The school system will use money from pandemic relief funds approved by Congress in December to pay for other pandemic harm-mitigation efforts, including setting up summer school and offering “remediation and intervention” for students, school board member Karen Corbett Sanders said.

“Our budget reflects the values of this board,” she said at a meeting this month. “That includes employee compensation, support for emotional supports for our students and our staff, as well as looking for additional funding sources to be able to address the critical needs of opportunity gaps . . . caused by the covid-19 pandemic.”

The school board voted unanimously to adopt the budget in mid-February. The Fairfax County Board of Supervisors is slated to take up the issue in May.

Officials with Loudoun County Public Schools, which enrolls 81,000, this month announced a budget of $1.493 billion — an increase of 14 percent over last year. Part of the requested funding would be used to increase employee compensation by 3.5 percent. Other priorities include establishing a new transportation routing system and growing the school system’s practical nursing programs.

But millions of dollars would go toward pandemic-related learning measures. Loudoun is proposing to spend $7.7 million to expand its summer school options and better accommodate English-learner students and students with disabilities.
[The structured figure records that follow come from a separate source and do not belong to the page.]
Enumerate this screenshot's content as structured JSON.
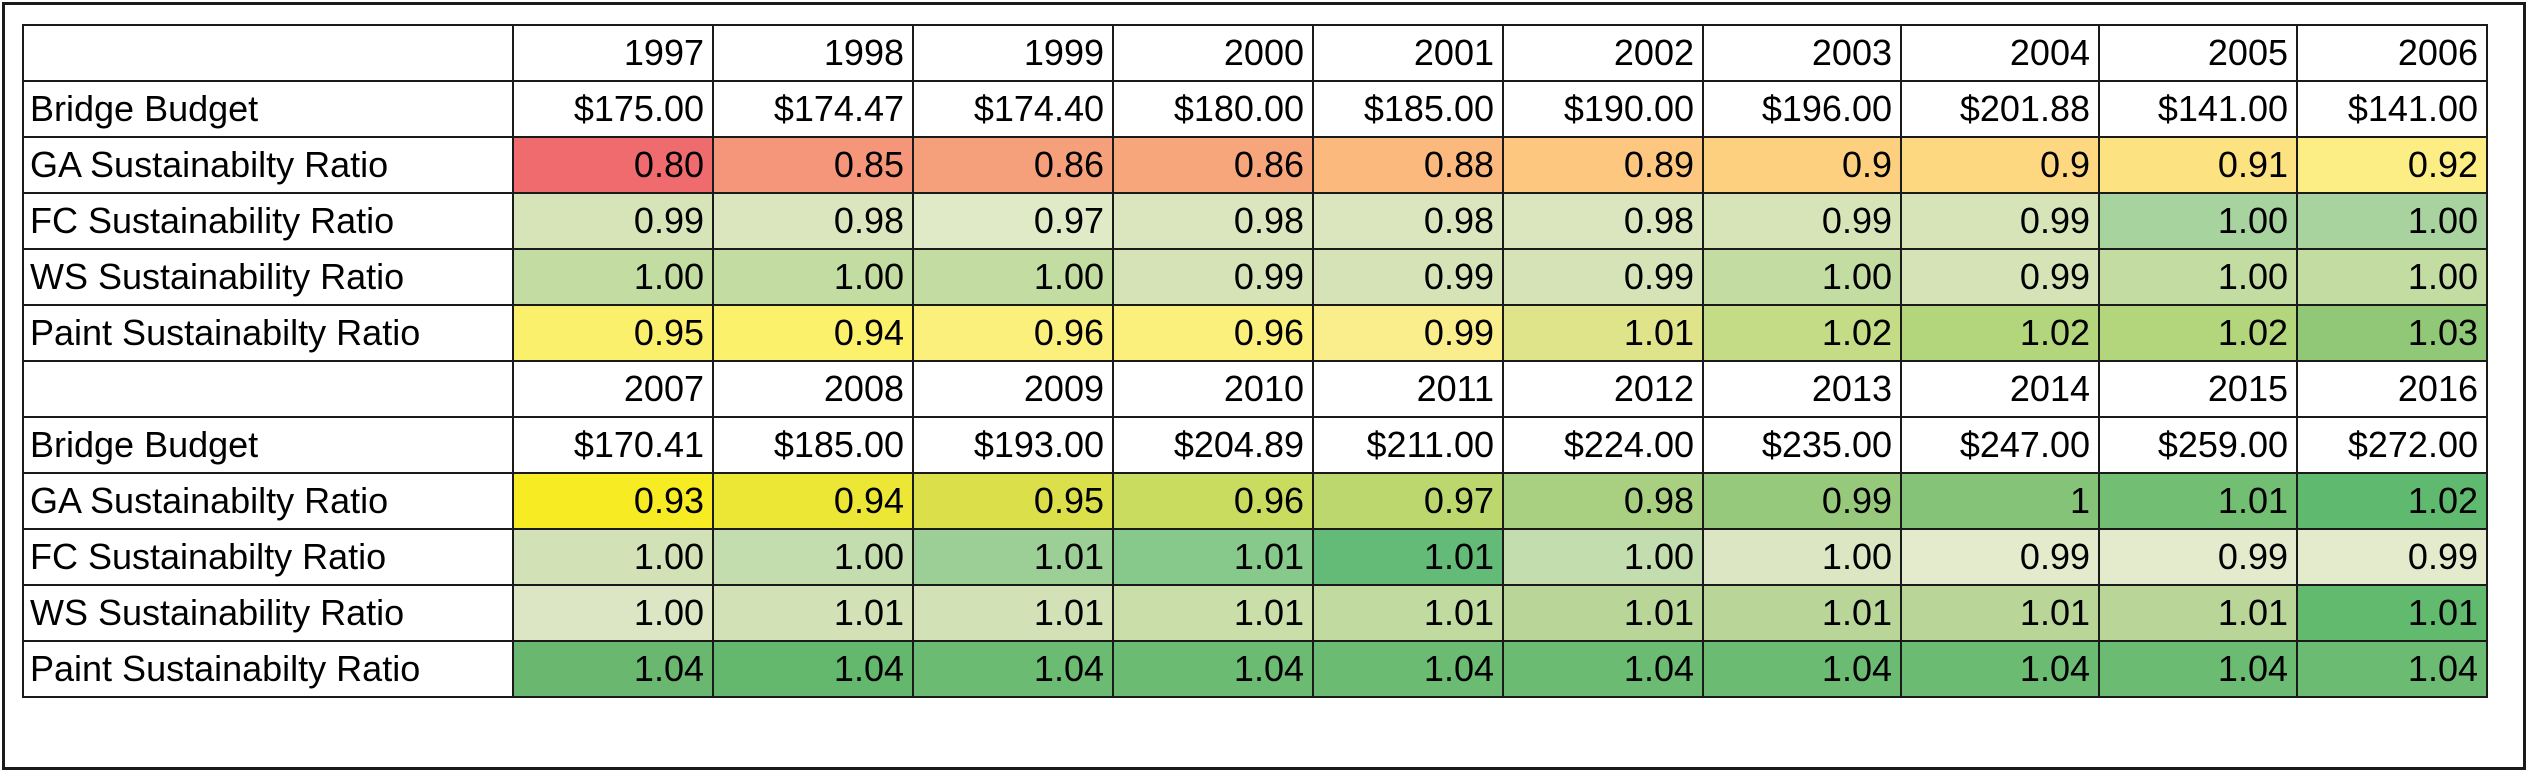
{
  "table": {
    "columns": 10,
    "rows": [
      {
        "label": "",
        "cells": [
          "1997",
          "1998",
          "1999",
          "2000",
          "2001",
          "2002",
          "2003",
          "2004",
          "2005",
          "2006"
        ],
        "colors": []
      },
      {
        "label": "Bridge Budget",
        "cells": [
          "$175.00",
          "$174.47",
          "$174.40",
          "$180.00",
          "$185.00",
          "$190.00",
          "$196.00",
          "$201.88",
          "$141.00",
          "$141.00"
        ],
        "colors": []
      },
      {
        "label": "GA Sustainabilty Ratio",
        "cells": [
          "0.80",
          "0.85",
          "0.86",
          "0.86",
          "0.88",
          "0.89",
          "0.9",
          "0.9",
          "0.91",
          "0.92"
        ],
        "colors": [
          "#ef6b6e",
          "#f59579",
          "#f6a07b",
          "#f7a67b",
          "#fbb97d",
          "#fdc77f",
          "#fdd080",
          "#fed881",
          "#fde282",
          "#fcee84"
        ]
      },
      {
        "label": "FC Sustainability Ratio",
        "cells": [
          "0.99",
          "0.98",
          "0.97",
          "0.98",
          "0.98",
          "0.98",
          "0.99",
          "0.99",
          "1.00",
          "1.00"
        ],
        "colors": [
          "#d7e4b8",
          "#dbe6bf",
          "#e1eac7",
          "#dbe6bf",
          "#dbe6bf",
          "#dbe6bf",
          "#d7e4b8",
          "#d7e4b8",
          "#a6d39e",
          "#a8d39f"
        ]
      },
      {
        "label": "WS Sustainability Ratio",
        "cells": [
          "1.00",
          "1.00",
          "1.00",
          "0.99",
          "0.99",
          "0.99",
          "1.00",
          "0.99",
          "1.00",
          "1.00"
        ],
        "colors": [
          "#c2dca2",
          "#c2dca2",
          "#c2dca2",
          "#d6e3b7",
          "#d6e3b7",
          "#d6e3b7",
          "#c2dca2",
          "#d6e3b7",
          "#c2dca2",
          "#c2dca2"
        ]
      },
      {
        "label": "Paint Sustainabilty Ratio",
        "cells": [
          "0.95",
          "0.94",
          "0.96",
          "0.96",
          "0.99",
          "1.01",
          "1.02",
          "1.02",
          "1.02",
          "1.03"
        ],
        "colors": [
          "#fbf06c",
          "#fbf16b",
          "#fbf07b",
          "#fbf07b",
          "#faee8c",
          "#dfe38a",
          "#c4dc85",
          "#b3d57c",
          "#b3d57c",
          "#90c878"
        ]
      },
      {
        "label": "",
        "cells": [
          "2007",
          "2008",
          "2009",
          "2010",
          "2011",
          "2012",
          "2013",
          "2014",
          "2015",
          "2016"
        ],
        "colors": []
      },
      {
        "label": "Bridge Budget",
        "cells": [
          "$170.41",
          "$185.00",
          "$193.00",
          "$204.89",
          "$211.00",
          "$224.00",
          "$235.00",
          "$247.00",
          "$259.00",
          "$272.00"
        ],
        "colors": []
      },
      {
        "label": "GA Sustainabilty Ratio",
        "cells": [
          "0.93",
          "0.94",
          "0.95",
          "0.96",
          "0.97",
          "0.98",
          "0.99",
          "1",
          "1.01",
          "1.02"
        ],
        "colors": [
          "#f7eb24",
          "#ece634",
          "#dbe04a",
          "#cadc5f",
          "#bcd76e",
          "#a9cf80",
          "#97c97d",
          "#85c478",
          "#72bf73",
          "#5fba70"
        ]
      },
      {
        "label": "FC Sustainabilty Ratio",
        "cells": [
          "1.00",
          "1.00",
          "1.01",
          "1.01",
          "1.01",
          "1.00",
          "1.00",
          "0.99",
          "0.99",
          "0.99"
        ],
        "colors": [
          "#d2e2b6",
          "#c4ddae",
          "#9ccf95",
          "#87c98a",
          "#64bb77",
          "#c4ddae",
          "#dce6c2",
          "#e3ebcc",
          "#e3ebcc",
          "#e3ebcc"
        ]
      },
      {
        "label": "WS Sustainability Ratio",
        "cells": [
          "1.00",
          "1.01",
          "1.01",
          "1.01",
          "1.01",
          "1.01",
          "1.01",
          "1.01",
          "1.01",
          "1.01"
        ],
        "colors": [
          "#dce6c4",
          "#d2e2b6",
          "#d2e2b6",
          "#c9dea9",
          "#c0da9f",
          "#b9d698",
          "#b9d698",
          "#b9d698",
          "#b9d698",
          "#62ba6f"
        ]
      },
      {
        "label": "Paint Sustainabilty Ratio",
        "cells": [
          "1.04",
          "1.04",
          "1.04",
          "1.04",
          "1.04",
          "1.04",
          "1.04",
          "1.04",
          "1.04",
          "1.04"
        ],
        "colors": [
          "#6ab870",
          "#64b86e",
          "#6cbb72",
          "#6cbb72",
          "#6cbb72",
          "#6cbb72",
          "#6cbb72",
          "#6cbb72",
          "#6cbb72",
          "#6cbb72"
        ]
      }
    ]
  }
}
The school system is also hoping to devote $4.3 million to its distance learning offerings, and to spend $1.5 million to establish an “alternative school” for students whose lives have been so upended by the coronavirus that they cannot participate in a traditional learning environment.
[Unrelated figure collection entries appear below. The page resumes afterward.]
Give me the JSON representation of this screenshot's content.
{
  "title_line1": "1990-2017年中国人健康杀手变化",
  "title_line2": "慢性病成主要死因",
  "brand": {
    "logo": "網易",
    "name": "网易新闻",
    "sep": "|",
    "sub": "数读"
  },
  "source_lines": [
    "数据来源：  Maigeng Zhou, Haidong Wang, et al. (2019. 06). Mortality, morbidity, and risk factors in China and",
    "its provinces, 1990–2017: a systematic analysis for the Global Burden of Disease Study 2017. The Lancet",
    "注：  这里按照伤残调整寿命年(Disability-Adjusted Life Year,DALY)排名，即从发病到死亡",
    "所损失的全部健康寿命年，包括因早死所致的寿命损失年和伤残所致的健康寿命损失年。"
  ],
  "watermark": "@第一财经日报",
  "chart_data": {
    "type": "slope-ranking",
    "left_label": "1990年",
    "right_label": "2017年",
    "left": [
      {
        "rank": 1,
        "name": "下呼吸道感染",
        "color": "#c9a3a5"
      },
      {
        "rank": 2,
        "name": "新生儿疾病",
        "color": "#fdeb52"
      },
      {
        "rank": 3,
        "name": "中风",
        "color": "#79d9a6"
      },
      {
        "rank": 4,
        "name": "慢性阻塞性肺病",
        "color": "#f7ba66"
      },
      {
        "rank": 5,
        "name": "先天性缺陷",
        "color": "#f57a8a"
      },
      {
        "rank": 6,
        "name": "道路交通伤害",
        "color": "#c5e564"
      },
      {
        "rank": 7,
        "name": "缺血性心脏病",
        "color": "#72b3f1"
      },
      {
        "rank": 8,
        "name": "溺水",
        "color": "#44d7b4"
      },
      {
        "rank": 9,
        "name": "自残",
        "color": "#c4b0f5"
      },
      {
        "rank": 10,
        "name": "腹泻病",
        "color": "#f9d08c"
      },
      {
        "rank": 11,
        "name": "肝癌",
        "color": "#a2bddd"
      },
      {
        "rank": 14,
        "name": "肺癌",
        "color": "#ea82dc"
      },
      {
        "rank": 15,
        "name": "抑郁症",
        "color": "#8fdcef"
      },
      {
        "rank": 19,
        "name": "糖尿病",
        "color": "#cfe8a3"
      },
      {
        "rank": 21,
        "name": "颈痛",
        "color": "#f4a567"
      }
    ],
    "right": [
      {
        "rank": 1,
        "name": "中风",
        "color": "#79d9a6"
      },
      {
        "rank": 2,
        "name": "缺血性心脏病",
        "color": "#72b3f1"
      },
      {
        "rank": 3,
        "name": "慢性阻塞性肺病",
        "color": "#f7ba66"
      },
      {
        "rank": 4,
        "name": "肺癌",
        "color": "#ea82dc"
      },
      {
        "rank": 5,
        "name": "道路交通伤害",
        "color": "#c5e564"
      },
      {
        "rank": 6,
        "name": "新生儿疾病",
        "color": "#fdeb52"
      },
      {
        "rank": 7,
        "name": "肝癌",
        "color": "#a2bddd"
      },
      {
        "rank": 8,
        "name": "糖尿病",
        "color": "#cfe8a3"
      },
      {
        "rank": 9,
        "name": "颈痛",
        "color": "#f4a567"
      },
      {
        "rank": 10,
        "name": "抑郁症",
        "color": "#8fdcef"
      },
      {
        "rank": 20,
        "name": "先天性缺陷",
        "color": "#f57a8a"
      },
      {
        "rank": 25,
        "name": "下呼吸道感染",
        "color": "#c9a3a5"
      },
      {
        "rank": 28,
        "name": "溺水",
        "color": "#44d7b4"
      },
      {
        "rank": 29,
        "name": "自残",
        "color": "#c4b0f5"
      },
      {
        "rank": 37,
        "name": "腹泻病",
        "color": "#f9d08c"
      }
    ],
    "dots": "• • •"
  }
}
Loudoun’s school board adopted the budget Feb. 2, and the county will adopt its own budget — including funding for the school system — in early April. If the county does not agree to fully fund Loudoun’s budget, the school board will be forced to reconvene and launch a “budget reconciliation process,” said Loudoun spokesman Wayde Byard.

Arlington, meanwhile, is just beginning its budget journey. The superintendent’s presentation Thursday marked the first time board members and the public had a chance to review the budget.
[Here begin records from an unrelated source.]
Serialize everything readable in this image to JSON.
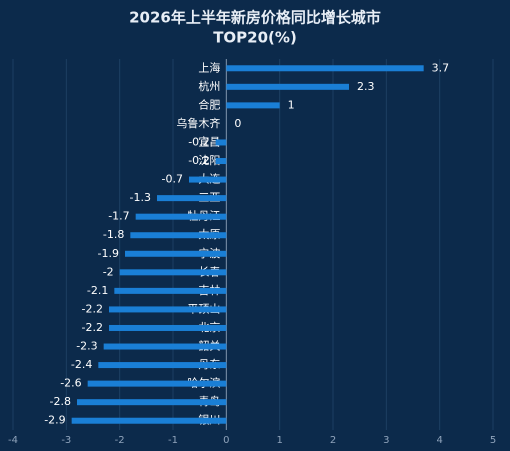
{
  "chart_data": {
    "type": "hbar",
    "title": [
      "2026年上半年新房价格同比增长城市",
      "TOP20(%)"
    ],
    "categories": [
      "上海",
      "杭州",
      "合肥",
      "乌鲁木齐",
      "宜昌",
      "沈阳",
      "大连",
      "三亚",
      "牡丹江",
      "太原",
      "宁波",
      "长春",
      "吉林",
      "平顶山",
      "北京",
      "韶关",
      "丹东",
      "哈尔滨",
      "青岛",
      "银川"
    ],
    "values": [
      3.7,
      2.3,
      1,
      0,
      -0.2,
      -0.2,
      -0.7,
      -1.3,
      -1.7,
      -1.8,
      -1.9,
      -2,
      -2.1,
      -2.2,
      -2.2,
      -2.3,
      -2.4,
      -2.6,
      -2.8,
      -2.9
    ],
    "color": "#1a7fd6",
    "xlim": [
      -4,
      5
    ],
    "xticks": [
      -4,
      -3,
      -2,
      -1,
      0,
      1,
      2,
      3,
      4,
      5
    ],
    "grid": true
  }
}
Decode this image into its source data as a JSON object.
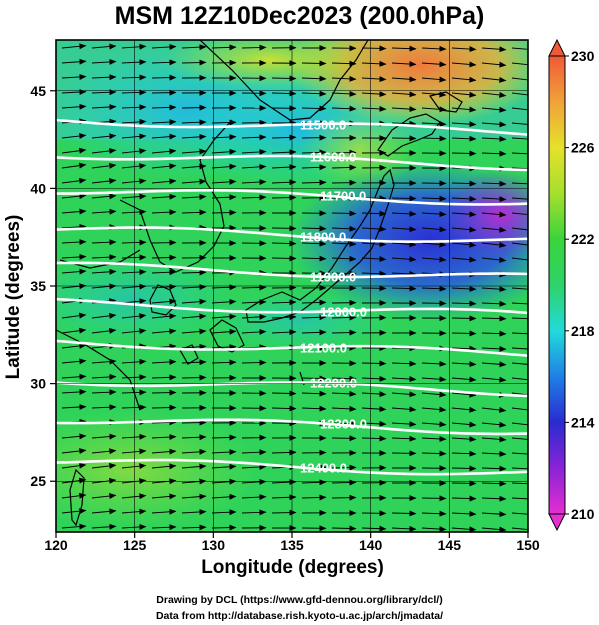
{
  "title": "MSM 12Z10Dec2023 (200.0hPa)",
  "xaxis": {
    "label": "Longitude (degrees)",
    "range": [
      120,
      150
    ],
    "ticks": [
      "120",
      "125",
      "130",
      "135",
      "140",
      "145",
      "150"
    ]
  },
  "yaxis": {
    "label": "Latitude  (degrees)",
    "range": [
      22.4,
      47.6
    ],
    "ticks": [
      "25",
      "30",
      "35",
      "40",
      "45"
    ]
  },
  "colorbar": {
    "min": 210,
    "max": 230,
    "ticks": [
      "230",
      "226",
      "222",
      "218",
      "214",
      "210"
    ],
    "colors": [
      "#e62ed2",
      "#8a24d6",
      "#2a2bd0",
      "#1f80e6",
      "#22dada",
      "#2ed36a",
      "#3bd43b",
      "#a5e02e",
      "#e6e12a",
      "#f0a23a",
      "#f07040",
      "#f05a38"
    ]
  },
  "contours": [
    {
      "label": "11500.0"
    },
    {
      "label": "11600.0"
    },
    {
      "label": "11700.0"
    },
    {
      "label": "11800.0"
    },
    {
      "label": "11900.0"
    },
    {
      "label": "12000.0"
    },
    {
      "label": "12100.0"
    },
    {
      "label": "12200.0"
    },
    {
      "label": "12300.0"
    },
    {
      "label": "12400.0"
    }
  ],
  "credits": [
    "Drawing by DCL (https://www.gfd-dennou.org/library/dcl/)",
    "Data from http://database.rish.kyoto-u.ac.jp/arch/jmadata/"
  ]
}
Durán’s suggested budget for fiscal 2022 raises the compensation rate for employees by 2 percent, provides more resources, staffing and services for children with disabilities and English learners, and improves Arlington’s network infrastructure and technology services. That includes offering students portable WiFi devices, known as MiFis, with “unlimited access,” as well as purchasing a vehicle for technician use.

The board will continue to workshop Durán’s plan over the next several weeks. Members are slated to adopt the revised budget in early April.

In Alexandria City Public Schools, which enrolls 16,000 children, Superintendent Gregory C. Hutchings Jr.’s proposed budget totals $322.7 million, an increase of 1.4 percent from last year. Hutchings has suggested giving all eligible employees a “step increase” in pay that totals $5.7 million systemwide. Employees at the top of their pay scales would also receive a 1 percent one-time payment, and all eligible staff would receive a 1 percent bonus.

Much of the funding also goes to children with disabilities and English learners. Alexandria officials are aiming to give more funding to regional special-education programs, and to hire more staff who work with those two populations of children.

The budget also devotes $500,000 to supporting students’ social, emotional and academic needs, and it calls for additional funding to help school staffers get in contact with hard-to-reach families — including by hiring Amharic and Arabic parent liaisons. It further provides funds for cleaning and building management, meant to help the school system transition to hybrid learning. Alexandria, like all Northern Virginia school districts, has promised to offer every student who chooses it some form of in-person learning by mid-March.

The Alexandria school board approved the budget in February. It will go before the city council in April.